AJ: During those more than 20 years I wasn’t working in cinema, I watched two films a day at night. I know all the history of cinema because I saw it, and I saw it with rage, envy and admiration. I wanted to make what I couldn’t. I thought, “How come they can do it and I can’t?” But they are in the industry, and I’m not. I will continue to not be in the industry. I will hold on and endure. But I did see some great ones: Orson Welles, of course. He was a genius destroyed by the system. Tod Browning, who made Freaks, was a formidable artist. Also Erich von Stroheim when he made silent movies. All of those were victims destroyed by the industry. I like them a lot. Later came the cinema of Buñuel and Fellini, and they marked my life too, but I don’t feel I imitated them. I told myself, “Either you are the best one or you are the distinct one.” I always tried to be myself and never pay homage or copy, but instead find my own language. I think that’s what every poet does: finds his own language. I’ve found my own language by taking care of everything. For me, cinema, unlike what people think, is not just telling a story. You film a story first and then comes post-production, which is as important as the story. Post-production is the color, editing, music and everything that there is in cinema. Cinema has such immensity. Those are some directors that you might find strange, but I admire them. I think that if a person can make a finished film, it’s already admirable. Even if it’s the worst movie in the world, there is always something good in it.
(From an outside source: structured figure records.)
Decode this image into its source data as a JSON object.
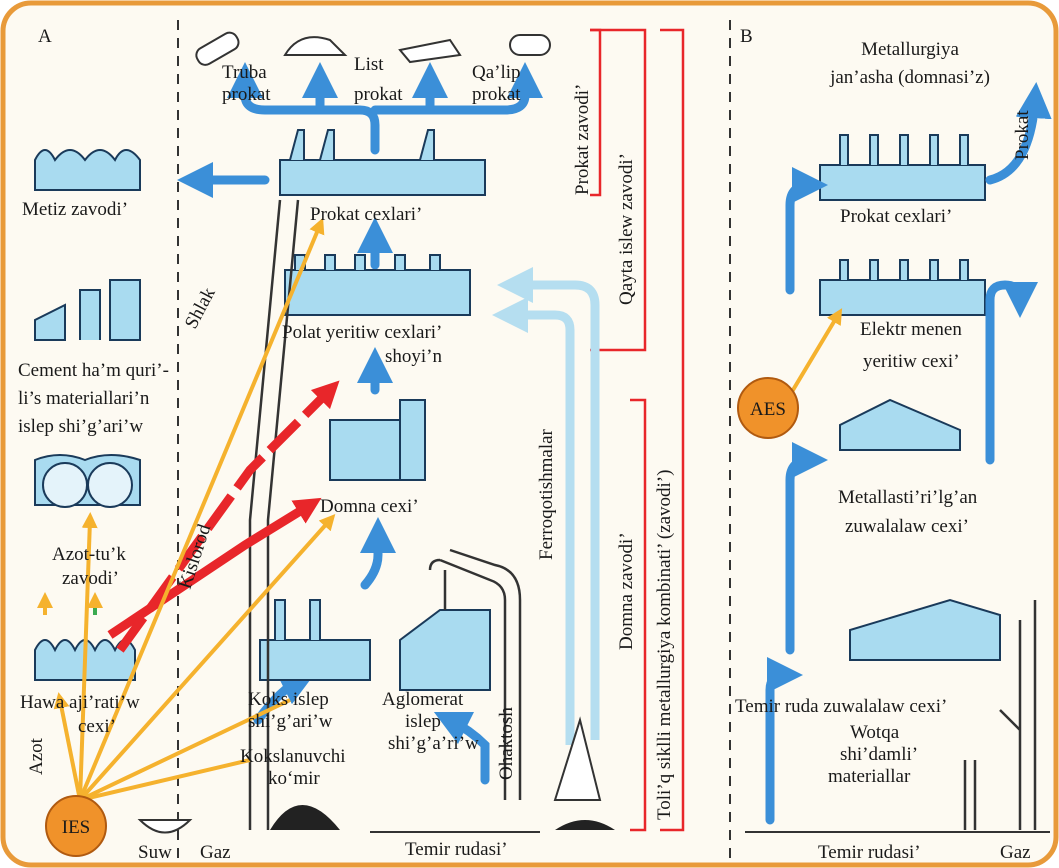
{
  "panel_a": {
    "label": "A",
    "products": {
      "truba": [
        "Truba",
        "prokat"
      ],
      "list": [
        "List",
        "prokat"
      ],
      "qalip": [
        "Qa’lip",
        "prokat"
      ]
    },
    "metiz": "Metiz zavodi’",
    "prokat_cexlari": "Prokat cexlari’",
    "shlak": "Shlak",
    "polat": [
      "Polat yeritiw cexlari’",
      "shoyi’n"
    ],
    "cement": [
      "Cement ha’m quri’-",
      "li’s materiallari’n",
      "islep shi’g’ari’w"
    ],
    "azot_tuk": [
      "Azot-tu’k",
      "zavodi’"
    ],
    "kislorod": "Kislorod",
    "domna": "Domna cexi’",
    "ferro": "Ferroqotishmalar",
    "hawa": [
      "Hawa aji’rati’w",
      "cexi’"
    ],
    "koks": [
      "Koks islep",
      "shi’g’ari’w"
    ],
    "aglomerat": [
      "Aglomerat",
      "islep",
      "shi’g’a’ri’w"
    ],
    "komir": [
      "Kokslanuvchi",
      "ko‘mir"
    ],
    "ohaktosh": "Ohaktosh",
    "azot": "Azot",
    "ies": "IES",
    "suw": "Suw",
    "gaz": "Gaz",
    "temir": "Temir rudasi’",
    "brackets": [
      "Prokat zavodi’",
      "Qayta islew zavodi’",
      "Domna zavodi’",
      "Toli’q siklli metallurgiya kombinati’ (zavodi’)"
    ]
  },
  "panel_b": {
    "label": "B",
    "title": [
      "Metallurgiya",
      "jan’asha (domnasi’z)"
    ],
    "prokat": "Prokat",
    "prokat_cexlari": "Prokat cexlari’",
    "elektr": [
      "Elektr menen",
      "yeritiw cexi’"
    ],
    "aes": "AES",
    "metallastirilgan": [
      "Metallasti’ri’lg’an",
      "zuwalalaw cexi’"
    ],
    "temir_ruda_cexi": "Temir ruda zuwalalaw cexi’",
    "wotqa": [
      "Wotqa",
      "shi’damli’",
      "materiallar"
    ],
    "temir": "Temir rudasi’",
    "gaz": "Gaz"
  }
}
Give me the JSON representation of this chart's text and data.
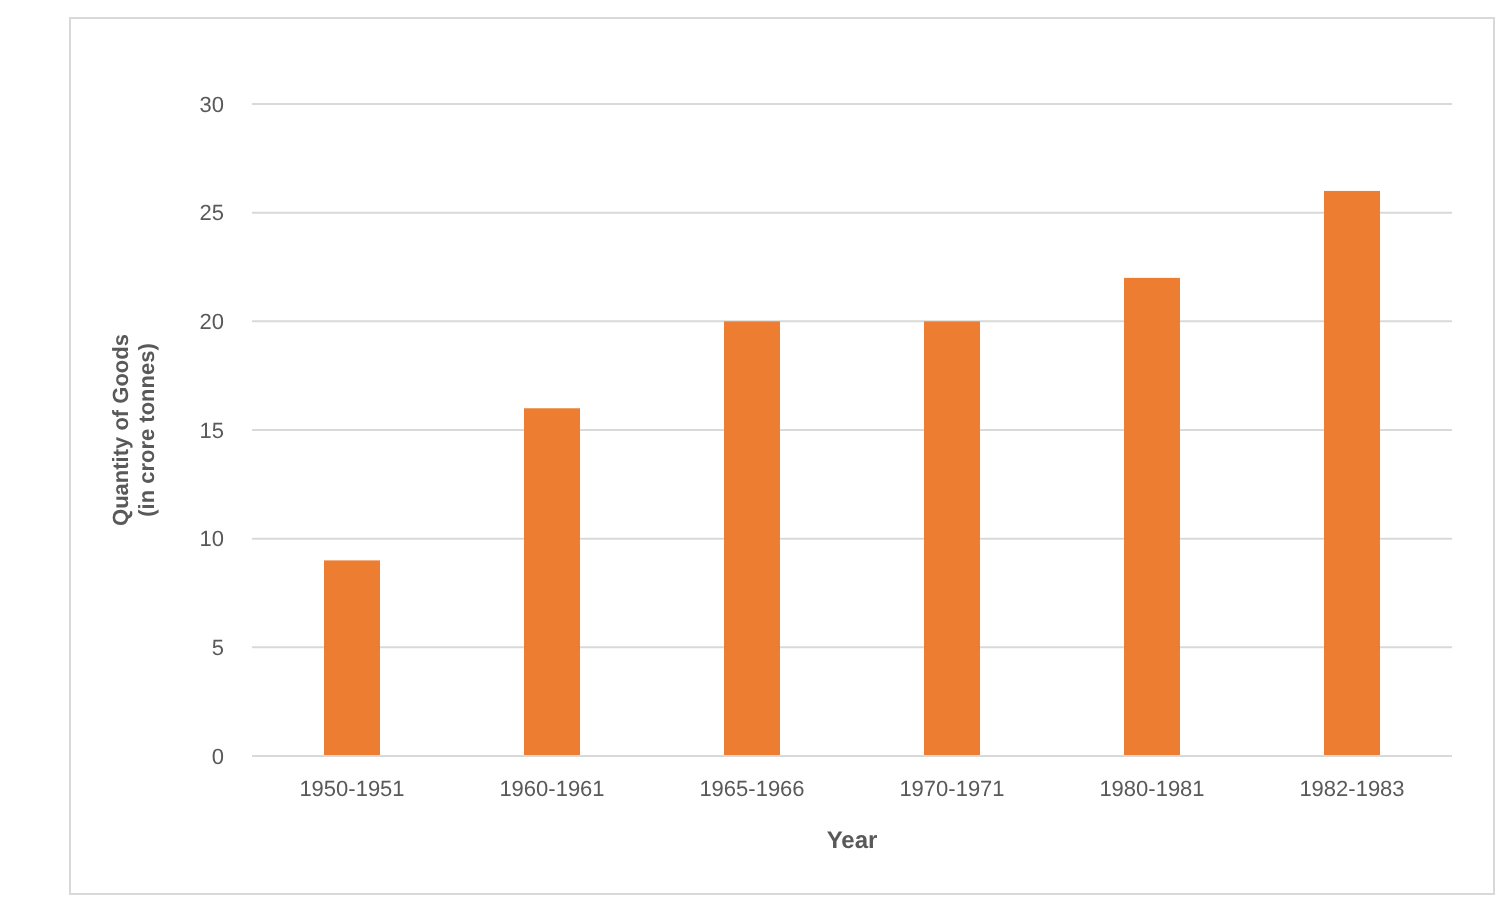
{
  "chart_data": {
    "type": "bar",
    "xlabel": "Year",
    "ylabel": "Quantity of Goods\n(in crore tonnes)",
    "categories": [
      "1950-1951",
      "1960-1961",
      "1965-1966",
      "1970-1971",
      "1980-1981",
      "1982-1983"
    ],
    "values": [
      9,
      16,
      20,
      20,
      22,
      26
    ],
    "color": "#ed7d31",
    "ylim": [
      0,
      30
    ],
    "yticks": [
      0,
      5,
      10,
      15,
      20,
      25,
      30
    ],
    "grid": "y"
  }
}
MM: Do you ever revisit your films from the ’70s and ’80s, and if so what do you think of them? 

AJ: Ask me what I think of my liver or what I think of my testicles or what I think of my brain. My movies are my organs. I don’t think about them; I live with them. I’m honest. I don’t regret anything. Each film I made was the film I had to make in the moment I made it, without any concessions, without anything unnecessary, exactly as I wanted to make them. I respect them. I have respect for them. What else can I tell you? I’m not going to play being humble. I respect what I made because it’s honest.

Adan Jodorowsky plays an adult Alejandro in Endless Poetry

MM: Despite all the setbacks and the unwanted long absence from making films, you seem enthusiastic and with a lot vitality to keep going. It’s really uplifting.
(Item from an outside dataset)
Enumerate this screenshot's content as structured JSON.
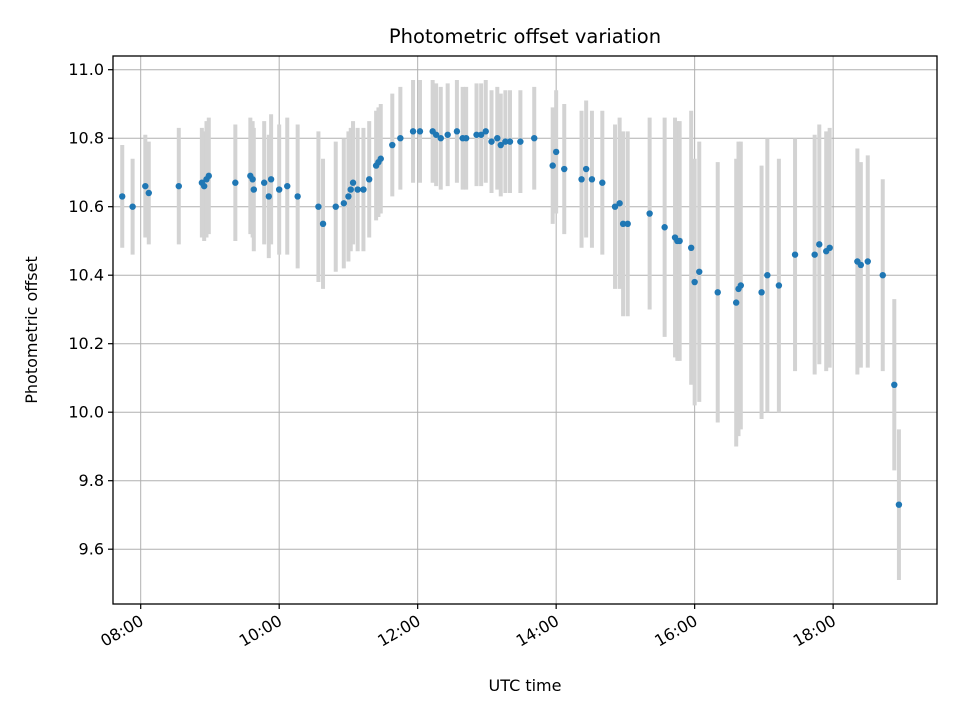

AJ: I’m going to be 89 years old. I’m 88 and a half, and I’m making plans for three more films. I might finish them when I’m 102, but I swear to you that I feel I’m only getting started. I feel very good. It’s not that I have enthusiasm; it’s that I have talent [laughs]! I love it. I’m doing what I love, I love what I’m making and I like who I’m working with. That’s essential. I can’t work with people who disagree with what I think or what I do. I work with my family if I can, and I try not to work with actors with big egos, who think they are a big thing or who think they are more important that the film. Things like that help. I also work with talented musicians. One of my sons is a musician. I’ll keep on going, however I can. If I’m successful, wonderful. If I’m not successful, wonderful. I don’t seek success. I seek being happy making what I love. MM

Endless Poetry opened in theaters July 14, 2017, courtesy of ABKCO Films.